JohnnyBGamer.com has been quiet for awhile now. One of those times where I feel like I have nothing to say and a lot to say at the same time. Instead of sitting down and writing though, I’ve taken the easy route and not written at all. That all changed after reading a GameChurch article by Andy Robertson titled, “Don’t Do Video Games in Church, Do Church in Video Games“.
Games aren’t worthwhile because they educate, inform, develop skills or solve problems. They are valuable because they are games.
Andy helped me realize just where I am with video games.
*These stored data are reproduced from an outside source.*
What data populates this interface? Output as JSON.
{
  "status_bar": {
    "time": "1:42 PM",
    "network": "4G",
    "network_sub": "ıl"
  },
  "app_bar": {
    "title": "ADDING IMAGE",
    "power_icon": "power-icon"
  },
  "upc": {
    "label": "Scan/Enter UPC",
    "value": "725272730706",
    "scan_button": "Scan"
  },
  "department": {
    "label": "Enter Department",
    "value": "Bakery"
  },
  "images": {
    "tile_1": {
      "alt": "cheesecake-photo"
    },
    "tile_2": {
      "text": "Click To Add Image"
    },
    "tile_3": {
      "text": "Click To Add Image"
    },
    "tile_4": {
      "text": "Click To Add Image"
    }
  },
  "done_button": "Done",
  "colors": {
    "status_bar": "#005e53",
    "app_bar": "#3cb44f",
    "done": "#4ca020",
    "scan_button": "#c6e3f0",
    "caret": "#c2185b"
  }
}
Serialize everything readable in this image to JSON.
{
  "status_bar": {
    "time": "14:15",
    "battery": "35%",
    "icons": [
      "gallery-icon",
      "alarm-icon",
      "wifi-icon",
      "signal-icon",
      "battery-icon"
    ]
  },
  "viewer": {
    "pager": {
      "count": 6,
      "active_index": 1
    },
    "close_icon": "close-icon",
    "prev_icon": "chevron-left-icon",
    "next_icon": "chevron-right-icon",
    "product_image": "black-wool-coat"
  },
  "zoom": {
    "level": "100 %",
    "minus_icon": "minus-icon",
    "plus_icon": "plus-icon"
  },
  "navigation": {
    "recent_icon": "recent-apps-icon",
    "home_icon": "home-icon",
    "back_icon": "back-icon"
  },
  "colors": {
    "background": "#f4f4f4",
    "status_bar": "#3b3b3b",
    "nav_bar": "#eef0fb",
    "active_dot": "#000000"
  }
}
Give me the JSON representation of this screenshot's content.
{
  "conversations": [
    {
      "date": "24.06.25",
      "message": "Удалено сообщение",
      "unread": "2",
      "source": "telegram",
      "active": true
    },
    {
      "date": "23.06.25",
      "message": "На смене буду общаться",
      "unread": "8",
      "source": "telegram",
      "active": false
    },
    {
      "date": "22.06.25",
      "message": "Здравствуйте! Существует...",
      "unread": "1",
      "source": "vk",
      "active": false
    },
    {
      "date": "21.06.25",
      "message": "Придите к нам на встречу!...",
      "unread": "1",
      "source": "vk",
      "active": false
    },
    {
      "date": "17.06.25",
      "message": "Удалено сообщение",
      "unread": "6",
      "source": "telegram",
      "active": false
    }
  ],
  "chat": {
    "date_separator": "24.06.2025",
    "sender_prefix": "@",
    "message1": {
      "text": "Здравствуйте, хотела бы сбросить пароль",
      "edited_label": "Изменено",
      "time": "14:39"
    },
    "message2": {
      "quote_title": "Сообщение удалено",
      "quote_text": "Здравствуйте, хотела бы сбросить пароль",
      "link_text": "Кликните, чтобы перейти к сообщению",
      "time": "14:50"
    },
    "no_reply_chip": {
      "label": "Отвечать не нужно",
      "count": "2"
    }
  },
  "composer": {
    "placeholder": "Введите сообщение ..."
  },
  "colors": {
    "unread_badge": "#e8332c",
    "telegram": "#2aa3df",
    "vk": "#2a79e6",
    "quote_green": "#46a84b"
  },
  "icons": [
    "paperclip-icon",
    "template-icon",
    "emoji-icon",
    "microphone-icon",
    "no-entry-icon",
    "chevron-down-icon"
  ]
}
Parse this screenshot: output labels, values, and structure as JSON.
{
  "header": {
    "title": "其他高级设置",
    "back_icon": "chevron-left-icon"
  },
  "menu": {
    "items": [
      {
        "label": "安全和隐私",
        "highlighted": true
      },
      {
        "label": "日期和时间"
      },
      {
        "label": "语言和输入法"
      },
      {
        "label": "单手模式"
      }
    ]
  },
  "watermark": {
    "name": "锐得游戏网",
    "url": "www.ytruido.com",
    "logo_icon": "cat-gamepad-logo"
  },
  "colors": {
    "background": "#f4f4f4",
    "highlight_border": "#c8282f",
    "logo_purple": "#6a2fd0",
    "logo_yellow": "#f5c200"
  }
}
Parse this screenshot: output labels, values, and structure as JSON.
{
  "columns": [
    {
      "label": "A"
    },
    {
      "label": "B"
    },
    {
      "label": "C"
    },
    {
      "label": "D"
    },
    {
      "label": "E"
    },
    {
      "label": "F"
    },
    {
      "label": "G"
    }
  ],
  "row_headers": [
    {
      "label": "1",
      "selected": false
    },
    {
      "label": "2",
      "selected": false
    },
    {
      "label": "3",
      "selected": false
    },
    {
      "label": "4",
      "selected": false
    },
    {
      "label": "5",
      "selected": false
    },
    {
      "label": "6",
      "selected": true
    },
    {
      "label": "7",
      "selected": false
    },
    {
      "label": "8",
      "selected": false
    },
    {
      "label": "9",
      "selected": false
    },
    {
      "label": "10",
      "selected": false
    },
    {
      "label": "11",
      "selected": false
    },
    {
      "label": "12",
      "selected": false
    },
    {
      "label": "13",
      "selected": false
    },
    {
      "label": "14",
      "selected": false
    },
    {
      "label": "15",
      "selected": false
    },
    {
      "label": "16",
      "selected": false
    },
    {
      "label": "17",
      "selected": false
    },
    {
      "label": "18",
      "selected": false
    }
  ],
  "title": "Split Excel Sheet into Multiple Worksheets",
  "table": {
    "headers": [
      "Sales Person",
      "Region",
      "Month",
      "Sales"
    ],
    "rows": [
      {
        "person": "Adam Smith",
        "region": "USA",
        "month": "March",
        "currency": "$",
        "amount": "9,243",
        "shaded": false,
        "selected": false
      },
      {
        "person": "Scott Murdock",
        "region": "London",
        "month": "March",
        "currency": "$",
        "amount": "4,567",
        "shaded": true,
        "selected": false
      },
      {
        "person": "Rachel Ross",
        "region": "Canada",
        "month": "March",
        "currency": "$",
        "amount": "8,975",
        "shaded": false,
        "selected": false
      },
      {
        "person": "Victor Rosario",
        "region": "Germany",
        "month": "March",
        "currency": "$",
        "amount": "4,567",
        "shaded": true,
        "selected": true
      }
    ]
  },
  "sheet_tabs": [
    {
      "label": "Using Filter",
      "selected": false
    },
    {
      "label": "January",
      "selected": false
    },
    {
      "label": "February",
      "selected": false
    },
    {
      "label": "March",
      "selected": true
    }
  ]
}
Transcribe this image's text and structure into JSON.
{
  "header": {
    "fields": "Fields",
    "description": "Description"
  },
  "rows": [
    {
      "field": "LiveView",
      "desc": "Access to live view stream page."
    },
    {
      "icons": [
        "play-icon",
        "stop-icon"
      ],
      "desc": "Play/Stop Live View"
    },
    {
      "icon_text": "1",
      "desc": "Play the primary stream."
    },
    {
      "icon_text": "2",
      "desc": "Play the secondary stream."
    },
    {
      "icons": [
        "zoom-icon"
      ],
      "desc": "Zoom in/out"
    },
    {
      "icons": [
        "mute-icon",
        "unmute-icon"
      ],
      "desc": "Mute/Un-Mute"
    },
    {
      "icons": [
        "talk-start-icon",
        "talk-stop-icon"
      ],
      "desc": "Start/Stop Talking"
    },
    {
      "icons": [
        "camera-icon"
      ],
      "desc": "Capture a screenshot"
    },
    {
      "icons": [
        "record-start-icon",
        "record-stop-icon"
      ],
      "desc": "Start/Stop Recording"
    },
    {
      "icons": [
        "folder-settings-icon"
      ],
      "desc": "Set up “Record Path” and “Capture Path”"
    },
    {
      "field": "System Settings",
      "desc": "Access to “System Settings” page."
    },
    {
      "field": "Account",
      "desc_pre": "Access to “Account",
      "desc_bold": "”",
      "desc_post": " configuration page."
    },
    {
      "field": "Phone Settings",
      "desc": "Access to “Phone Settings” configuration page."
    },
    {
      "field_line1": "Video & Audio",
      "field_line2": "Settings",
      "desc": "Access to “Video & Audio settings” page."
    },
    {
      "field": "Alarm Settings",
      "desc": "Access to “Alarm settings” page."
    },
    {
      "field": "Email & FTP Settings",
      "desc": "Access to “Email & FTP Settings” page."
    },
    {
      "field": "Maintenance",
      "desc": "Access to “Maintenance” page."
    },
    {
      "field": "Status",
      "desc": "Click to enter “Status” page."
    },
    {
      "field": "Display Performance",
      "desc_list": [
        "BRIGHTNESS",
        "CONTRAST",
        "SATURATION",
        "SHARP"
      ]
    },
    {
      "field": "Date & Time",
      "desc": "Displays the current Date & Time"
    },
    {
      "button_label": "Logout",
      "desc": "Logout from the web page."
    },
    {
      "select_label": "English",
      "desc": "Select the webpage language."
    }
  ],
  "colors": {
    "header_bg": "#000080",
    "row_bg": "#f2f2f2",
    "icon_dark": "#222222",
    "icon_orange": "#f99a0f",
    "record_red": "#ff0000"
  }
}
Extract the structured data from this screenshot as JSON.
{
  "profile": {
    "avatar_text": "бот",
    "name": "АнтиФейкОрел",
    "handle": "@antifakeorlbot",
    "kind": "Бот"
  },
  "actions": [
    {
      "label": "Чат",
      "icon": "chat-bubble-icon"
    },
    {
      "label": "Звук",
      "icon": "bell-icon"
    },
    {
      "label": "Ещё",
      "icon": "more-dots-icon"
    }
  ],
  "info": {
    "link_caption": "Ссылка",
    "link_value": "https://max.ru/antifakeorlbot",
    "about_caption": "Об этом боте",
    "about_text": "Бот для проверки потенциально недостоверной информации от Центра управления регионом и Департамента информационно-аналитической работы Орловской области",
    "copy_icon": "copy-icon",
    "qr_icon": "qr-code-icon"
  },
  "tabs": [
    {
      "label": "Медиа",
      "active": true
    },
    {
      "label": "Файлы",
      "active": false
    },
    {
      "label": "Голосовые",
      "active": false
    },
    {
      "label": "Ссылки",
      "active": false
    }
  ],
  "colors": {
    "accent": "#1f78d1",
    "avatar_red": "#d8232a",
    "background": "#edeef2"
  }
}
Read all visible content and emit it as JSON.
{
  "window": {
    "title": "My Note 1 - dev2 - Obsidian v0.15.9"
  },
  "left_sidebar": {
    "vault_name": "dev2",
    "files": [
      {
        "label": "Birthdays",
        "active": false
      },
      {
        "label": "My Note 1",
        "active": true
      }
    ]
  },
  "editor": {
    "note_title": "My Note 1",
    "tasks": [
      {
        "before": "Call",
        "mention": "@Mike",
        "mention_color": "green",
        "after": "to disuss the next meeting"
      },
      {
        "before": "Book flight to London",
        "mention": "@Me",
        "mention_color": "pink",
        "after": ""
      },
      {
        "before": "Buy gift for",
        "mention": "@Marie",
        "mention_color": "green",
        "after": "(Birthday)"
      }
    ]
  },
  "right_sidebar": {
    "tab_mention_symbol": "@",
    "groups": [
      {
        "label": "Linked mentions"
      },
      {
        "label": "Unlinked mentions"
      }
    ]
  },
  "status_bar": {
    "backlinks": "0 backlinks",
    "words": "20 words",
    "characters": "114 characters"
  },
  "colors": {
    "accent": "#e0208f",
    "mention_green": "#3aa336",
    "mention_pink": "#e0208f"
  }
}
I’m not sure if it is my age or what, but I no longer feel the need to seek validation for the hobby nor advocate for it becoming something more, specifically in the church-space. I don’t care if video games are viewed as art or if fellow Christians think the pastime is evil. I think it’s great that Andy is championing for a deeper discussion on gaming, but that is no longer me. I play what I like, when I like, and I don’t care what anyone else thinks.
I no longer identify as a gamer, at all. I am a husband, father, and friend who happens to think video games are pretty neat. At this point in my life, I might play a game a few hours a week. Gone are my multiple day/hours long gaming sessions where that is all I would do in the evening–and ignore my wife in the process–. I am not that guy anymore.
Who I am now is:
- A dad who is concerned over how much Zelda: Breath of the Wild has taken ahold of my kid.
- Someone who is trying to figure out what gaming looks like in my household with the Nintendo Switch. I go back and forth over how much I love the system and how much I hate it. The singleplayer games seem to dominate game time in our house. I miss the more co-op atmosphere but also realize that my son is growing up and wanting to play things by himself (and talk about those experiences).
Part of me feels old and part of me feels free when it comes to video games. The part of me that feels old is the part that feels like my parents. My wife and I trying to figure out how much is too much and how to curate/guide my son’s gameplay. The part of me that feels free is the part that no longer feels like I have something to prove. I enjoy playing games when I get the chance. No matter the difficulty setting I play on; no matter how long I end up playing per week. Video games are still cool but they do not hold the place that they once did in my life.
I needed to write that. Admit it out loud.